Zuflucht im deutschen Containerdorf
„Ich kann keine Waffe mehr in die Hand nehmen“, sagt Viktor. Der Rentner schaut über die Dächer einer Flüchtlingssiedlung in der Stadt Pawlohrad, etwa 150 Kilometer von der Frontlinie im Osten der Ukraine entfernt. Die Wolken hängen tief. „Ich habe schon damals in Afghanistan gekämpft, ich stehe sozusagen im Blut, ich kann nicht mehr in den Krieg ziehen“, fügt der 63-Jährige hinzu, als wolle er sich dafür entschuldigen, dass er aus der Bergbaustadt Kirowskoe im Osten der Ukraine geflohen ist.
Die prorussischen Separatisten wollten den ehemaligen Minenarbeiter zwingen, auf ihrer Seite zu kämpfen. Nun wohnt er in einem der fünf deutschen Containerdörfer für ukrainische Flüchtlinge im Gebiet Dnipropetrowsk im Südosten der Ukraine. Zwei weitere Siedlungen befinden sich in den Städten Charkiw und Saporoschje. Alle sieben Containerdörfer für insgesamt 4.600 Menschen wurden von der Gesellschaft für Internationale Zusammenarbeit (GIZ) im Auftrag der Bundesregierung eingerichtet.
Mehr als zwei Millionen Ukrainer ohne Zuhause
Mehr als 1,2 Millionen „Binnenvertriebene“ gibt es laut Sozialministerium in Kiew in der Ukraine derzeit. Insgesamt haben mehr als zwei Millionen Menschen ihr Zuhause bereits wegen des Krieges verloren.
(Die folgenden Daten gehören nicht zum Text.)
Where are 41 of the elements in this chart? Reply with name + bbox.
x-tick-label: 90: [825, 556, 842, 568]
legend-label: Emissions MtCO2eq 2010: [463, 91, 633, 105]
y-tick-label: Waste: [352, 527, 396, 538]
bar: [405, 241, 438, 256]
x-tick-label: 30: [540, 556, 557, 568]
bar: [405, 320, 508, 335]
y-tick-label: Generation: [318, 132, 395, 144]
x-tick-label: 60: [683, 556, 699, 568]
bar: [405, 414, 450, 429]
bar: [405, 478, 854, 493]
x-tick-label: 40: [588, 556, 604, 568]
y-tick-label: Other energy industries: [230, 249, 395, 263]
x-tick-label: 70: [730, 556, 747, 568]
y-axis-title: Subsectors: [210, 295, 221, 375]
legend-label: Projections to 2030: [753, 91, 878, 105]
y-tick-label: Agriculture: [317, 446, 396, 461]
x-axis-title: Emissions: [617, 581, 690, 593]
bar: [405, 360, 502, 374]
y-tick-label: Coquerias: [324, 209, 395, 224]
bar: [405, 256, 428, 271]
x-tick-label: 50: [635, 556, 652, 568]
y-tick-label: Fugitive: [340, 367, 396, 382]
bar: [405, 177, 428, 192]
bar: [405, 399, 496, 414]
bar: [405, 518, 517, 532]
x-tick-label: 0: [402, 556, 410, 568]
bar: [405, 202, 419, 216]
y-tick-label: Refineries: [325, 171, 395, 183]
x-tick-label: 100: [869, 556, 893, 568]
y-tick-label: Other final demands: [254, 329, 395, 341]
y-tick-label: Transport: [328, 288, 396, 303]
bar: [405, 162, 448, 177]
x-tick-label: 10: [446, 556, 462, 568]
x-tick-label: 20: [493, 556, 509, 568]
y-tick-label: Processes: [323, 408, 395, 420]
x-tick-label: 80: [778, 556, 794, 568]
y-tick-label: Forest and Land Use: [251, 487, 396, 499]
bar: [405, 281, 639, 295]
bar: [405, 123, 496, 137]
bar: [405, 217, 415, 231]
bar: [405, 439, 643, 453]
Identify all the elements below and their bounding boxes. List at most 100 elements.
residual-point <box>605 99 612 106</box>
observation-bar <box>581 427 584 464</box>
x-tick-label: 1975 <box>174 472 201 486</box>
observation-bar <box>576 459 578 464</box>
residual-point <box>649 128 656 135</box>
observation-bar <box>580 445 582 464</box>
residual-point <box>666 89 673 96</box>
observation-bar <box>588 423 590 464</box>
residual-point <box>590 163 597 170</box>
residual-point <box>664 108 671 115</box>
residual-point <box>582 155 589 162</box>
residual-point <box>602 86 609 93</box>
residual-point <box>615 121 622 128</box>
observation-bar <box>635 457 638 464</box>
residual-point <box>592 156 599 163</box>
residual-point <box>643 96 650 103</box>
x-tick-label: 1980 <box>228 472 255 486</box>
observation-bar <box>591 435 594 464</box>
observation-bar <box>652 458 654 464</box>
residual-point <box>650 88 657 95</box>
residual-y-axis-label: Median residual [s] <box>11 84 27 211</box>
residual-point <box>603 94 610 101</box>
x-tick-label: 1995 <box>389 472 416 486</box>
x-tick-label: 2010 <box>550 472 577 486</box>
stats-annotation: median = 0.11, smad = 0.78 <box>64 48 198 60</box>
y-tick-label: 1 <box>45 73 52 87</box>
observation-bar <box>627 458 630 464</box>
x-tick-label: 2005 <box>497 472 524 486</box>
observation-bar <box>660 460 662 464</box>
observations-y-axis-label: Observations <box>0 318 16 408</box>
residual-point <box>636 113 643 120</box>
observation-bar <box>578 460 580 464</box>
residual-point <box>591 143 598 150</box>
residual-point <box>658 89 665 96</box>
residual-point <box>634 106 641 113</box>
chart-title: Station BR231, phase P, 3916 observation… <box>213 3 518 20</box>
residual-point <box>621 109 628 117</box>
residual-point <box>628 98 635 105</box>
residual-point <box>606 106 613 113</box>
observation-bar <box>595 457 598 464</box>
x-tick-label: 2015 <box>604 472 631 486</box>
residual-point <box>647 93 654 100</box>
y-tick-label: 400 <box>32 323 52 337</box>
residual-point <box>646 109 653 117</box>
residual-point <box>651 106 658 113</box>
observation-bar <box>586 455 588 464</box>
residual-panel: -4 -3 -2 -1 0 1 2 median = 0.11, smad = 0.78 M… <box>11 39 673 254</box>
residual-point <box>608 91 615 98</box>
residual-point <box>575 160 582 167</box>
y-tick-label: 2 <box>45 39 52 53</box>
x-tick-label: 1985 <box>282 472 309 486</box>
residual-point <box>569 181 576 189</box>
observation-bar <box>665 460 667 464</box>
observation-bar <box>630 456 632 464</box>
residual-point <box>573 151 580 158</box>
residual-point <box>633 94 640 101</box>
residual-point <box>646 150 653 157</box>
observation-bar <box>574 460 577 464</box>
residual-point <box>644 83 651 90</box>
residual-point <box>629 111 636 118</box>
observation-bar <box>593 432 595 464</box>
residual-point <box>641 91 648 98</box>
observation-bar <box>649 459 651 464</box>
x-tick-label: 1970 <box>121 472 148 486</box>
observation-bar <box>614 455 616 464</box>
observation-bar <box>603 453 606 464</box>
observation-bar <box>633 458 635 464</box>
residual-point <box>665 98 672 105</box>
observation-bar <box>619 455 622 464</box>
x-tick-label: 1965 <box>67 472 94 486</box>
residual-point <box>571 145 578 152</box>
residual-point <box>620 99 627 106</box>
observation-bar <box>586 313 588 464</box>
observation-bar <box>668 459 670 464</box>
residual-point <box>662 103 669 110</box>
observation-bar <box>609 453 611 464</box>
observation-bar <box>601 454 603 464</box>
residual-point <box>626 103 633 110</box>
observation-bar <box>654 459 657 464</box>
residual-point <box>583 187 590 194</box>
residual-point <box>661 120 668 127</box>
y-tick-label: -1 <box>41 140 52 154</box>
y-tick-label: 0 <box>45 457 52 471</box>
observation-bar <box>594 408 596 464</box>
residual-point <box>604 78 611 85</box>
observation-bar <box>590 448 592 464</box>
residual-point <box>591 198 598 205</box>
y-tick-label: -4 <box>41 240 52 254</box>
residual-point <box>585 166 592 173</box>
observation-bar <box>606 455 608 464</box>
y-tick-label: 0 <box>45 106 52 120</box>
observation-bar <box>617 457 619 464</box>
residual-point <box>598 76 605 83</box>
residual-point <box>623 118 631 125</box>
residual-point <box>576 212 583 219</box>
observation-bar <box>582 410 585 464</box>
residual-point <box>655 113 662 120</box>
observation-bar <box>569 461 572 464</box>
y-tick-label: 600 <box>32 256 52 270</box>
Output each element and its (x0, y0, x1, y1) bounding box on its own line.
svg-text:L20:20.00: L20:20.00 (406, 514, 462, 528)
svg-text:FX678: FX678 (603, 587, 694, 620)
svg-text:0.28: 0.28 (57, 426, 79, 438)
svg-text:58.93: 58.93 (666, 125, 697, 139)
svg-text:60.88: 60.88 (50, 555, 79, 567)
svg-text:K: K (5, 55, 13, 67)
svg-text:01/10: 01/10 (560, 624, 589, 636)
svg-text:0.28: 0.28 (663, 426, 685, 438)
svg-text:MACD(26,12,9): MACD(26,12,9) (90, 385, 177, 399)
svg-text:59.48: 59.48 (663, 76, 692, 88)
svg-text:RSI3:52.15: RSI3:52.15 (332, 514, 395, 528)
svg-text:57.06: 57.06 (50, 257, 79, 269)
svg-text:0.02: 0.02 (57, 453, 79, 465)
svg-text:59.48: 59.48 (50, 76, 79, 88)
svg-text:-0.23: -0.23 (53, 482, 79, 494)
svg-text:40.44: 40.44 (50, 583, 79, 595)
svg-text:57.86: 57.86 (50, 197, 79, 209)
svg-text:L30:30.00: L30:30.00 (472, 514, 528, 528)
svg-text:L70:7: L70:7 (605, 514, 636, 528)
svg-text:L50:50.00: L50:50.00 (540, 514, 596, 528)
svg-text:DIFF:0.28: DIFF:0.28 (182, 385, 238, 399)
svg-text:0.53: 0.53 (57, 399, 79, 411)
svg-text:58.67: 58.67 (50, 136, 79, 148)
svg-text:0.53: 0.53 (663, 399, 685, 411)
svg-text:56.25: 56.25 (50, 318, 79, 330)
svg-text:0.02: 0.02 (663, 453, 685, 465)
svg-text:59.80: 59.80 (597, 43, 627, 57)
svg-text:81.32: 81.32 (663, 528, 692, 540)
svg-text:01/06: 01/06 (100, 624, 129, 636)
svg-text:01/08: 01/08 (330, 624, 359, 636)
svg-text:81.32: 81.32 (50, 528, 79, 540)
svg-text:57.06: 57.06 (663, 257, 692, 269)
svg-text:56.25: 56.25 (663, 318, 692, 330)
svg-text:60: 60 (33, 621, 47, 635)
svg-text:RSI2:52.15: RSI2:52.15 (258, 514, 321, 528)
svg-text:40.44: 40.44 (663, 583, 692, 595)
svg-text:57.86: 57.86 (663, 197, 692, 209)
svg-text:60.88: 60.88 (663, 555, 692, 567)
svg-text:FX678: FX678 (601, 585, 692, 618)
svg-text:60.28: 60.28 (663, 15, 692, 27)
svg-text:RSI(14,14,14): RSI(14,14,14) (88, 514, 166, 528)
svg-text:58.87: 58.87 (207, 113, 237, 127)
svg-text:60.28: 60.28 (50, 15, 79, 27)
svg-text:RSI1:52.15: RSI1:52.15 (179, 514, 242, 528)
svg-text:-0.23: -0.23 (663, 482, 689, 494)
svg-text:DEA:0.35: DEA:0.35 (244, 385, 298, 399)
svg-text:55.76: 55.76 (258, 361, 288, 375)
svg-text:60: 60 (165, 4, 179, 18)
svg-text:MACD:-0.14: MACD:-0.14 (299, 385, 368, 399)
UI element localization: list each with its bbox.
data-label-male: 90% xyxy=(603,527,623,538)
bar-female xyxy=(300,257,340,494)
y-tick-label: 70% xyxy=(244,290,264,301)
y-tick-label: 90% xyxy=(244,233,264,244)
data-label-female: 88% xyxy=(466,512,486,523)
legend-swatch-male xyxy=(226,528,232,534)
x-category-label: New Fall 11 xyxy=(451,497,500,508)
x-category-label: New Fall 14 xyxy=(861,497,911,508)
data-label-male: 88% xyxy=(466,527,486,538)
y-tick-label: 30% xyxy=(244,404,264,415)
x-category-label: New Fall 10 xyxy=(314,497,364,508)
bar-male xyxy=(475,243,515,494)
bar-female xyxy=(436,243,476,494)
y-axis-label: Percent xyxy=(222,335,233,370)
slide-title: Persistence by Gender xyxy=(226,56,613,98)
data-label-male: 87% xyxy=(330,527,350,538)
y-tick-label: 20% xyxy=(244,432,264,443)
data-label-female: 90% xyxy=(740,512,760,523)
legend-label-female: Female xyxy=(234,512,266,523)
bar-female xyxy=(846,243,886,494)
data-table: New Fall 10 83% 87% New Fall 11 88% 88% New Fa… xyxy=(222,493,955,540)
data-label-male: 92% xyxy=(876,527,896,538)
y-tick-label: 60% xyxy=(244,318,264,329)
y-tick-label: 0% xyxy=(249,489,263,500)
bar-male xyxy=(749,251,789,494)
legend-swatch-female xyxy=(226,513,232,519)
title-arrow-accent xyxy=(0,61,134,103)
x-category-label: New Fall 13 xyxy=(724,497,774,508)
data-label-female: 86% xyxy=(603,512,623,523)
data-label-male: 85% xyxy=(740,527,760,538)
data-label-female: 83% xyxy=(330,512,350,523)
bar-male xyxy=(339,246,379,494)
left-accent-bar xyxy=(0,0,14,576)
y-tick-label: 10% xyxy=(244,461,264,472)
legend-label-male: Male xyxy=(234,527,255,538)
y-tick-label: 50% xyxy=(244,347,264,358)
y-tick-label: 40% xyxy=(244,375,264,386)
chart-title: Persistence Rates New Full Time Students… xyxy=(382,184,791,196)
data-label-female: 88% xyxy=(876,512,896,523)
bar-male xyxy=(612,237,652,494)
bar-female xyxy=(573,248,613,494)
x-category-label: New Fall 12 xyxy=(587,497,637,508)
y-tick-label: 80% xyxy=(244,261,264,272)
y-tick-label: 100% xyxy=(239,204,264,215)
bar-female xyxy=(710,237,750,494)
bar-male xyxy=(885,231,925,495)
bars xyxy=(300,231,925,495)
Fast 800.000 davon haben sich für eine Zuflucht in der Nähe des Donbass entschieden. Allein im Gebiet Dnipropetrowsk hat man offiziell etwa 91.000 Binnenflüchtlinge aufgenommen, dazu kommen laut Stadtverwaltung 50.000 nicht Registrierte. In der Stadt Pawlohrad wohnen zurzeit 6.200 Menschen aus dem umkämpften Donbass.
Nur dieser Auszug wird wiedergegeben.